Pria itu tidak menyadari bahaya apa yang sedang mengintainya saat ini, dia sama sekali tidak mengurangi kecepatan lajunya hingga tepat di sebuah tikungan tajam, dia mulai kehilangan kendali, arah pandangnya menjadi kabur akibat cahaya sebuah mobil yang tiba-tiba muncul dari sisi berlawanan. Pria itu refleks membanting setir ke arah kiri. Dia mulai kehilangan kendali, mobilnya oleng.

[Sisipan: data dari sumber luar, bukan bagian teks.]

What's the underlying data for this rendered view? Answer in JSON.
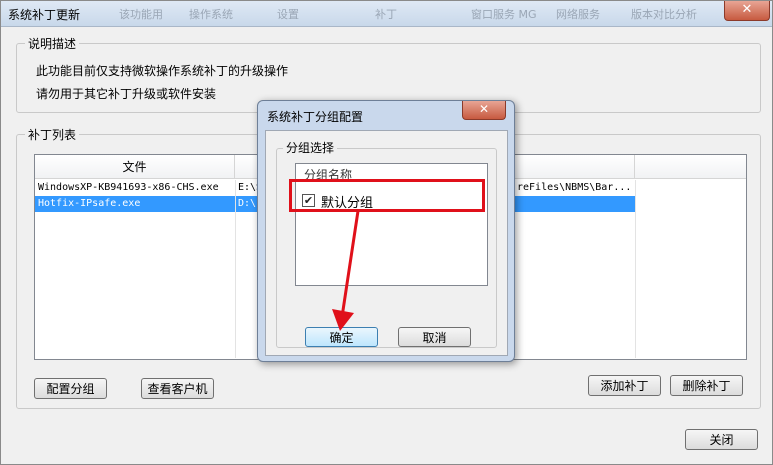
{
  "window": {
    "title": "系统补丁更新",
    "close_glyph": "✕"
  },
  "background_tabs": [
    "该功能用",
    "操作系统",
    "设置",
    "补丁",
    "窗口服务 MG",
    "网络服务",
    "版本对比分析"
  ],
  "description": {
    "title": "说明描述",
    "line1": "此功能目前仅支持微软操作系统补丁的升级操作",
    "line2": "请勿用于其它补丁升级或软件安装"
  },
  "patch_list": {
    "title": "补丁列表",
    "columns": [
      "文件",
      "",
      ""
    ],
    "rows": [
      {
        "file": "WindowsXP-KB941693-x86-CHS.exe",
        "path": "E:\\S",
        "path_tail": "reFiles\\NBMS\\Bar..."
      },
      {
        "file": "Hotfix-IPsafe.exe",
        "path": "D:\\",
        "path_tail": ""
      }
    ]
  },
  "buttons": {
    "config_group": "配置分组",
    "view_clients": "查看客户机",
    "add_patch": "添加补丁",
    "delete_patch": "删除补丁",
    "close": "关闭"
  },
  "dialog": {
    "title": "系统补丁分组配置",
    "close_glyph": "✕",
    "group_box_title": "分组选择",
    "column_header": "分组名称",
    "items": [
      {
        "label": "默认分组",
        "checked": true
      }
    ],
    "ok": "确定",
    "cancel": "取消"
  },
  "colors": {
    "annotation": "#e0101a",
    "selection": "#3399ff"
  }
}
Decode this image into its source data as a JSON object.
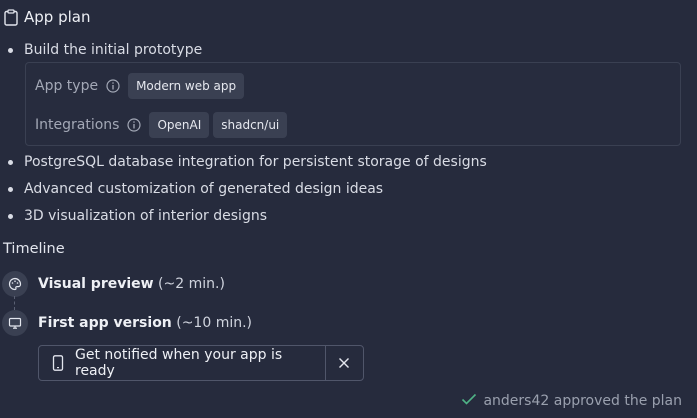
{
  "header": {
    "title": "App plan",
    "icon": "clipboard-icon"
  },
  "plan_items": [
    "Build the initial prototype",
    "PostgreSQL database integration for persistent storage of designs",
    "Advanced customization of generated design ideas",
    "3D visualization of interior designs"
  ],
  "details": {
    "app_type_label": "App type",
    "app_type_value": "Modern web app",
    "integrations_label": "Integrations",
    "integrations": [
      "OpenAI",
      "shadcn/ui"
    ]
  },
  "timeline": {
    "title": "Timeline",
    "steps": [
      {
        "name": "Visual preview",
        "duration": "(~2 min.)",
        "icon": "palette-icon"
      },
      {
        "name": "First app version",
        "duration": "(~10 min.)",
        "icon": "monitor-icon"
      }
    ]
  },
  "notify": {
    "label": "Get notified when your app is ready",
    "icon": "phone-icon"
  },
  "approval": {
    "text": "anders42 approved the plan",
    "icon": "check-icon"
  },
  "colors": {
    "background": "#262b3d",
    "chip": "#3a4052",
    "check": "#4fb386"
  }
}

Terdengar suara benturan keras yang memekakkan telinga, pria itu masih bisa mendengaranya dengan jelas kesadarannya masih penuh. Hingga sesaat kemudian dia mulai merasakan sengatan rasa sakit dan kilatan pedih yang menghunus matanya. Rasa gilu menghantam keningnya, dia merasakan cairan berbau anyir luruh melewati ujung hidungnya, di ambang kesadarannya pria itu masih sempat merutuki kebodohannya kenapa hal ini bisa terjadi, di detik terakhir dia membayangkan seseorang yang sangat dia sayangi, harusnya dia lebih berhati-hati Namun penyesalan itu sepertinya mulai mengaburkan kesadarannya lalu sesaat kemudian semuanya menjadi gelap.